Recast vote sees Ottery planning application approved
PUBLISHED: 13:01 07 December 2017 | UPDATED: 13:34 08 December 2017
A development for 10 homes at the Old Manse has been given the green light.
Plans to create 10 homes in the centre of Ottery St Mary have been given the green light, despite concerns over parking and access.
The proposal, seeking to convert The Old Manse, in Mill Street, into 10 new dwellings, was approved at East Devon District Council’s development management committee on Tuesday (December 5).
Previously, concerns have been raised by the town council and neighbouring residents in Franklea Close over access to the site and the lack of parking with four spaces being created for 10 homes.
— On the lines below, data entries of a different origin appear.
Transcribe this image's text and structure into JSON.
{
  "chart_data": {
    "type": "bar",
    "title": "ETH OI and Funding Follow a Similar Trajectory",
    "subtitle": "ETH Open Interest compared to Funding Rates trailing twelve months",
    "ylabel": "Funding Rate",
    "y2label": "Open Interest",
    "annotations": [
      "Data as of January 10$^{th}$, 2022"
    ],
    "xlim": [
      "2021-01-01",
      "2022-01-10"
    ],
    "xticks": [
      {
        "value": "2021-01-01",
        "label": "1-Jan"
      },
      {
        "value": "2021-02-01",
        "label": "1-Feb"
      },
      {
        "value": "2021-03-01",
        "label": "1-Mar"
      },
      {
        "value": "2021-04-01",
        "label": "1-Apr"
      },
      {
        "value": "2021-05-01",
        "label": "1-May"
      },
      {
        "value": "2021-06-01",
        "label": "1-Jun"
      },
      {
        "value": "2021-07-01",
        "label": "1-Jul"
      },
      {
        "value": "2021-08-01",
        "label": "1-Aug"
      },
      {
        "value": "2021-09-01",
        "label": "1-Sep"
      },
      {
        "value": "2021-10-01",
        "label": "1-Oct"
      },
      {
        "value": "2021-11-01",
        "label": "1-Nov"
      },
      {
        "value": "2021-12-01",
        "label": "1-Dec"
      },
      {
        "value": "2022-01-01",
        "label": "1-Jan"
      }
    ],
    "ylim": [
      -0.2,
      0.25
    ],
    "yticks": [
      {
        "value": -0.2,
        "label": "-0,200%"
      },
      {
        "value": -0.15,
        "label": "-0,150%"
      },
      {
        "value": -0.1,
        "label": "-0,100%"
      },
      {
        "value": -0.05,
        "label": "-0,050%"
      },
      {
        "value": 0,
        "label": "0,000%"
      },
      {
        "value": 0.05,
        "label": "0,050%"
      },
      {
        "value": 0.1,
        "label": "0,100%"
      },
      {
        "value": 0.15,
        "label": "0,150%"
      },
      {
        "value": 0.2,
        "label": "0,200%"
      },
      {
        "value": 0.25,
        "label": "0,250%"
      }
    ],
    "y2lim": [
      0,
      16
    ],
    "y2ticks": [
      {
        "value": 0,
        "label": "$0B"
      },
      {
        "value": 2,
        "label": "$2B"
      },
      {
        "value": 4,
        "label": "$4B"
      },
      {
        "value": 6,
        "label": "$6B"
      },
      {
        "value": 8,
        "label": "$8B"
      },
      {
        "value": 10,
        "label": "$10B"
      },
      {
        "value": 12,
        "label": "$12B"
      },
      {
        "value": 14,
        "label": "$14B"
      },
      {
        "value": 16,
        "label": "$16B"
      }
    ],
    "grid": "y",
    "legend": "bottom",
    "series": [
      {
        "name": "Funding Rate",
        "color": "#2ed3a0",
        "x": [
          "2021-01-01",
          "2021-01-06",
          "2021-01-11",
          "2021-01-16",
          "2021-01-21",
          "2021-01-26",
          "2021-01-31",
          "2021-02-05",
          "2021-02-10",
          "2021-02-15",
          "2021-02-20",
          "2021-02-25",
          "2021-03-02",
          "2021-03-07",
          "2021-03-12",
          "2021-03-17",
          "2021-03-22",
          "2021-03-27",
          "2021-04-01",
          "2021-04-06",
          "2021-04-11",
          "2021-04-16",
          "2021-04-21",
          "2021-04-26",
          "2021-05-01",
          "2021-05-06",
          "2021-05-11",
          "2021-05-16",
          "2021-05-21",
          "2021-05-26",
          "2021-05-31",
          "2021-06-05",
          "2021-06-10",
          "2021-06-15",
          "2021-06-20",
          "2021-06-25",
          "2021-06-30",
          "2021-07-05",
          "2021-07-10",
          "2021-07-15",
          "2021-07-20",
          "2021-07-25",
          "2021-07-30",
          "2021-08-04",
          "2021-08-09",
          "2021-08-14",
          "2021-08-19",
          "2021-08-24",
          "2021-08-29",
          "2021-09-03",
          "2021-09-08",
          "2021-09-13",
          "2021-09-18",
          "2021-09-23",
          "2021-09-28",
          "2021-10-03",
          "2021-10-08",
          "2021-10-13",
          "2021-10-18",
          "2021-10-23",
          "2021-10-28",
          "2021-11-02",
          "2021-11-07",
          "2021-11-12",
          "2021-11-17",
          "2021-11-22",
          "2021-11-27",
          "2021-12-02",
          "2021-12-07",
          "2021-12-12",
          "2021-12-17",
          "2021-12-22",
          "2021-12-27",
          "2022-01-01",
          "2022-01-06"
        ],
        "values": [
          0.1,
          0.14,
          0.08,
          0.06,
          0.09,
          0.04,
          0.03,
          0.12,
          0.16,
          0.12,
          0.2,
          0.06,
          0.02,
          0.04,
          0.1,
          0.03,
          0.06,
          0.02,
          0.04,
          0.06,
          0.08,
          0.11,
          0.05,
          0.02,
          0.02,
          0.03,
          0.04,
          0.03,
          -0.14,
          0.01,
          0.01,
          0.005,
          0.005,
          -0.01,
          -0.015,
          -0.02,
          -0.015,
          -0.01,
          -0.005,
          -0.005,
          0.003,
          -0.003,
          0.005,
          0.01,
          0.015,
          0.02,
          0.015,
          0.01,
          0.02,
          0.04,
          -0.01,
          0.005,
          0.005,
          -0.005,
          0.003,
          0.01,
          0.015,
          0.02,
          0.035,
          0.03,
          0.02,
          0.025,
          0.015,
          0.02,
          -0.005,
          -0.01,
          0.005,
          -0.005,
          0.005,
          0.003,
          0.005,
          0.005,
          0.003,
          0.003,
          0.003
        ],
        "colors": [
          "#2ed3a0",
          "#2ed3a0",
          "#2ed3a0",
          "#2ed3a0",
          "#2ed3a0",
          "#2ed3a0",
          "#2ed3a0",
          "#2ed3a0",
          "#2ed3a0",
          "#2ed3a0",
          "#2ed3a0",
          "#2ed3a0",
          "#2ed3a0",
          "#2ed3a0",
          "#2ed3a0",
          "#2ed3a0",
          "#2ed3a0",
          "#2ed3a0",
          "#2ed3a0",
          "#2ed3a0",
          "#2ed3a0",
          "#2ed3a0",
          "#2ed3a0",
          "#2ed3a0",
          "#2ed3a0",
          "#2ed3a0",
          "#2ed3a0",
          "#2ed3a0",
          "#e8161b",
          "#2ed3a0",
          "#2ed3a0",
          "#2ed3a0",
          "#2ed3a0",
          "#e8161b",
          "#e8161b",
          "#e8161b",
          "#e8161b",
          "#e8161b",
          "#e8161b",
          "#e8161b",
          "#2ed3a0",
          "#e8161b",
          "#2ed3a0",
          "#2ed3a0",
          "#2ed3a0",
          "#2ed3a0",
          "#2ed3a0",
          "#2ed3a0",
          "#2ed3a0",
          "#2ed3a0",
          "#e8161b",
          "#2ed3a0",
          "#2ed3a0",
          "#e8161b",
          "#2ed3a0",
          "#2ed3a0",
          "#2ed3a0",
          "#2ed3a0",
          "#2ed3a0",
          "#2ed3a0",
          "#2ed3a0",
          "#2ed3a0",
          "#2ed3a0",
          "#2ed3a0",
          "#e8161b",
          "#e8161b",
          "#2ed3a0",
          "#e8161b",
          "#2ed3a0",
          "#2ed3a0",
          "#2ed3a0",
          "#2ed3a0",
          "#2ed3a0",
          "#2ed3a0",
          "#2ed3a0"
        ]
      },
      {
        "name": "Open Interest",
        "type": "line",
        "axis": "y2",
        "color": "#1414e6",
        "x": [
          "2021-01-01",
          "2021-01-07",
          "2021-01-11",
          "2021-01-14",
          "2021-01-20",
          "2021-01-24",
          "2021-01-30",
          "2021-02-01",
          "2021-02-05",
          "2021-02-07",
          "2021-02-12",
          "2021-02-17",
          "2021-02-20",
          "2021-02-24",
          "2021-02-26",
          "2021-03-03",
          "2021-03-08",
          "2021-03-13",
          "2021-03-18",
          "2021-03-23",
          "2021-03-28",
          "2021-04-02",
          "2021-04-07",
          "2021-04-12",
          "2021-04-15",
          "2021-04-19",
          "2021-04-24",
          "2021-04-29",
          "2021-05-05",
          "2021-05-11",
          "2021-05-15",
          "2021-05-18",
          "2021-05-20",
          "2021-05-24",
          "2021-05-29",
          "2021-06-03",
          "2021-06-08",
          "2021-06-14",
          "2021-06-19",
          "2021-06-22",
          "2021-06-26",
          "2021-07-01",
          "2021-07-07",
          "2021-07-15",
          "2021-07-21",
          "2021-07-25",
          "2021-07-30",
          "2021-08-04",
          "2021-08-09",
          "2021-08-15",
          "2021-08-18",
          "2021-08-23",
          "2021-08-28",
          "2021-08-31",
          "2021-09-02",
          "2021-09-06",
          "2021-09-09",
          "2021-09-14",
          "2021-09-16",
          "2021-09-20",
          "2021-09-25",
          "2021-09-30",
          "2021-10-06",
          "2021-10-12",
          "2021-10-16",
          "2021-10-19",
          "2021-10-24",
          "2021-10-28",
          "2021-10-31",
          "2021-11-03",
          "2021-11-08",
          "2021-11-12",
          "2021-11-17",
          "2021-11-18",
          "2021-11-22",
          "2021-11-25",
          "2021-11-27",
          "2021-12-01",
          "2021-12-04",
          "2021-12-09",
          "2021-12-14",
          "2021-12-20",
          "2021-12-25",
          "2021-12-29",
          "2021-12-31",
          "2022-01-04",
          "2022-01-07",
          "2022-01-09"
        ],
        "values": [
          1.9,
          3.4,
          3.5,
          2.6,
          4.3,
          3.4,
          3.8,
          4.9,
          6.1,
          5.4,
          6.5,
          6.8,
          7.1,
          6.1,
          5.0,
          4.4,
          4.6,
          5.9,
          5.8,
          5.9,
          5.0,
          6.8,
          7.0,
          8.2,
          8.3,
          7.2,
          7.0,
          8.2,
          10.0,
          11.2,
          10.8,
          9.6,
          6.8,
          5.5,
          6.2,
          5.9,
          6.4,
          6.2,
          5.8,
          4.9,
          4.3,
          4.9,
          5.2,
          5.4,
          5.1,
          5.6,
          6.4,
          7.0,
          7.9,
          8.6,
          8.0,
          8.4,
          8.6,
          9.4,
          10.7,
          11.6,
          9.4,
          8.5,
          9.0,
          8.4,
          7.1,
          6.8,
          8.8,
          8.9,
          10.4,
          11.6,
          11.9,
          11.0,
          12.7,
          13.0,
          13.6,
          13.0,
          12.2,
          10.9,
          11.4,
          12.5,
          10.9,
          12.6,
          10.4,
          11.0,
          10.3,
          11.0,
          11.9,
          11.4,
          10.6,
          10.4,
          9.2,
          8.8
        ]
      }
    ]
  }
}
The ground floor of the building is currently used for financial and professional services but the applicant is seeking to add retail, eating or drinking as potential business uses.
Speaking at the meeting, town councillor Ian Holmes said this development is ‘totally inappropriate’.
He added: “The present application is over development of the site and there is totally inadequate car parking.
“The access is too steep and the residents of Franklea Close will suffer from cars parking there.”
Cllr Roger Giles said: “To my mind, to provide this development with four car parking spaces is totally unacceptable.
“This is key site at the heart of Ottery and I do not think it right that an unacceptable design will be forced on the people of Ottery.”
After the initial vote on a motion to approve the application was tied at seven each, committee chairman cllr Mike Howe re-cast his vote to give the application to go-ahead.
Cllr David Key added: “With regard to the access for the building of the properties I can’t see a problem.
“This site is derelict, it needs something doing to it and I think what is planned there is very, very good.
“There are car parks in Ottery St Mary that people can actually walk to.
“I honestly cannot see a problem with this development at all.”
During the meeting, concerns were raised over the district council’s policy of having two spaces per dwelling, however, Cllr Howe pointed out that in sustainable areas such as town centres this is not the case.
Councillor Paul Carter: “I would think that the four spaces for 10 homes are probably better. If you’ve got four cars going down Franklea Close is probably better than 20.
“Four would probably be similar to what is there now – I don’t see that as a major change.”